Howl points to notations made in a Red’s spiky hand well south of the crescent of land, a knobby outcropping along the coast with hills between it and the settlements. “That’s a City helifield for sure. And that”—he points to an X scratched into the space between the helifield and the hills blocking the populated area—“looks like some kind of staging area. But why would they need it?” He looks over at me, the purple light from the key catching under his cheekbones. “I don’t l
ike this. We have no idea what we’re flying into.”
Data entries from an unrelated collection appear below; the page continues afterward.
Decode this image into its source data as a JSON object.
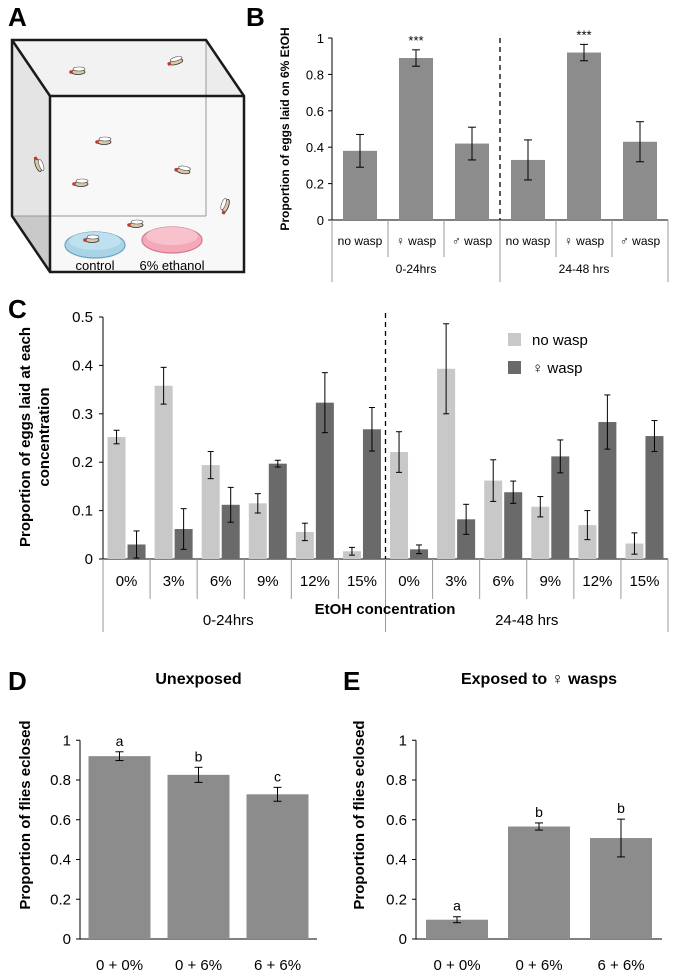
{
  "panel_letters": {
    "a": "A",
    "b": "B",
    "c": "C",
    "d": "D",
    "e": "E"
  },
  "panel_a": {
    "dish_control_label": "control",
    "dish_ethanol_label": "6% ethanol",
    "colors": {
      "control_dish": "#a8d4e6",
      "ethanol_dish": "#f4a8b8"
    }
  },
  "colors": {
    "bar": "#8c8c8c",
    "bar_light": "#c8c8c8",
    "bar_dark": "#6a6a6a",
    "axis": "#000000"
  },
  "chart_data": [
    {
      "panel": "B",
      "type": "bar",
      "ylabel": "Proportion of eggs laid on 6% EtOH",
      "ylim": [
        0,
        1
      ],
      "yticks": [
        "0",
        "0.2",
        "0.4",
        "0.6",
        "0.8",
        "1"
      ],
      "categories": [
        "no wasp",
        "♀ wasp",
        "♂ wasp",
        "no wasp",
        "♀ wasp",
        "♂ wasp"
      ],
      "groups": [
        "0-24hrs",
        "24-48 hrs"
      ],
      "values": [
        0.38,
        0.89,
        0.42,
        0.33,
        0.92,
        0.43
      ],
      "errors": [
        0.09,
        0.045,
        0.09,
        0.11,
        0.045,
        0.11
      ],
      "annotations": [
        "",
        "***",
        "",
        "",
        "***",
        ""
      ]
    },
    {
      "panel": "C",
      "type": "bar",
      "ylabel_lines": [
        "Proportion of eggs laid at each",
        "concentration"
      ],
      "xlabel": "EtOH concentration",
      "ylim": [
        0,
        0.5
      ],
      "yticks": [
        "0",
        "0.1",
        "0.2",
        "0.3",
        "0.4",
        "0.5"
      ],
      "categories": [
        "0%",
        "3%",
        "6%",
        "9%",
        "12%",
        "15%",
        "0%",
        "3%",
        "6%",
        "9%",
        "12%",
        "15%"
      ],
      "groups": [
        "0-24hrs",
        "24-48 hrs"
      ],
      "legend_position": "top-right",
      "series": [
        {
          "name": "no wasp",
          "values": [
            0.252,
            0.358,
            0.194,
            0.115,
            0.056,
            0.016,
            0.221,
            0.393,
            0.162,
            0.108,
            0.07,
            0.032
          ],
          "errors": [
            0.014,
            0.038,
            0.028,
            0.02,
            0.018,
            0.008,
            0.042,
            0.093,
            0.043,
            0.021,
            0.03,
            0.022
          ]
        },
        {
          "name": "♀ wasp",
          "values": [
            0.03,
            0.062,
            0.112,
            0.197,
            0.323,
            0.268,
            0.02,
            0.082,
            0.138,
            0.212,
            0.283,
            0.254
          ],
          "errors": [
            0.028,
            0.042,
            0.036,
            0.007,
            0.062,
            0.045,
            0.009,
            0.031,
            0.023,
            0.034,
            0.056,
            0.032
          ]
        }
      ]
    },
    {
      "panel": "D",
      "type": "bar",
      "title": "Unexposed",
      "ylabel": "Proportion of flies eclosed",
      "ylim": [
        0,
        1
      ],
      "yticks": [
        "0",
        "0.2",
        "0.4",
        "0.6",
        "0.8",
        "1"
      ],
      "categories": [
        "0 + 0%",
        "0 + 6%",
        "6 + 6%"
      ],
      "values": [
        0.92,
        0.826,
        0.728
      ],
      "errors": [
        0.022,
        0.038,
        0.035
      ],
      "letters": [
        "a",
        "b",
        "c"
      ]
    },
    {
      "panel": "E",
      "type": "bar",
      "title": "Exposed to ♀ wasps",
      "ylabel": "Proportion of flies eclosed",
      "ylim": [
        0,
        1
      ],
      "yticks": [
        "0",
        "0.2",
        "0.4",
        "0.6",
        "0.8",
        "1"
      ],
      "categories": [
        "0 + 0%",
        "0 + 6%",
        "6 + 6%"
      ],
      "values": [
        0.097,
        0.566,
        0.508
      ],
      "errors": [
        0.015,
        0.018,
        0.095
      ],
      "letters": [
        "a",
        "b",
        "b"
      ]
    }
  ]
}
“Kamar wasn’t supposed to be real.” My eyes feel dry as I explore the blazing lines, as if with so much to look at, I’ve forgotten to blink. “It was just a story to distract everyone in the City from who it was they were actually fighting so defection wouldn’t be a problem. Wasn’t it?”
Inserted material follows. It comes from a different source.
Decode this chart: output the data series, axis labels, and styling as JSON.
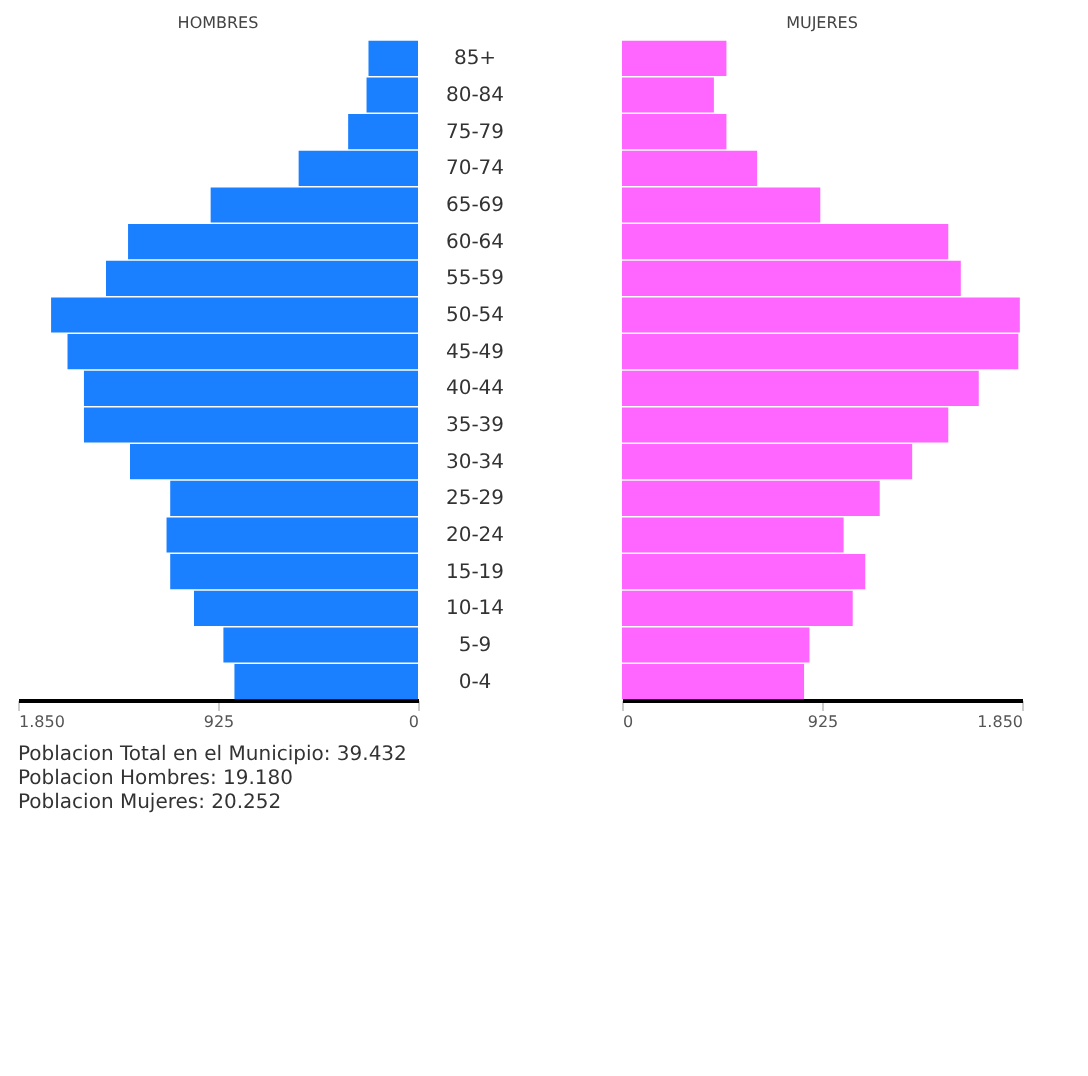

“No one knows about this place.” Howl looks at Tai-ge. “And between the two of us, it seems like it should have come up. Who are they, do you think? How have they managed to stay stable out here by themselves for so long?”
“Maybe they aren’t as stable as the City or Mountain?” I sit back and cross my legs, leaning forward against my knees, unable to keep still. “Less of a threat. Or maybe they’re too far away.”
“Cities mean stability. You all have to live together.” Tai-ge points at the island. “Get enough food. Have people who can fix your roof when it starts to leak.”
“And,” Howl adds, scratching at his stubbly chin, “if Xuan is right and SS isn’t a problem there, that sounds significantly more stable than where we’re coming from.” He looks at me. “A good place to run if defecting is your plan. But the rest of what he said sounds like it came straight from the propaganda pamphlets the First Circle used to feed the Third Quarter. ‘The invaders who destroyed our country speak a different language. They’ll kill us as soon as they realize where we’re from.’ ” He sits forward. “But why would they? The City hasn’t been fighting them so far as I know.”
Tai-ge clears his throat in the silence that follows. June’s lips seem to be sewn shut, her knees drawn up close to her chin. She looks up at me, her eyes narrowed.
“Do you know if he’s telling the truth, June?” I ask. “Reds took your mother. From where?” I gesture helplessly toward the pile of maps, spread across the floor.
“They do speak different.” She raises one finger, pointing at the land that cups around the island. “I would never have known how to find my way back. Left too little.”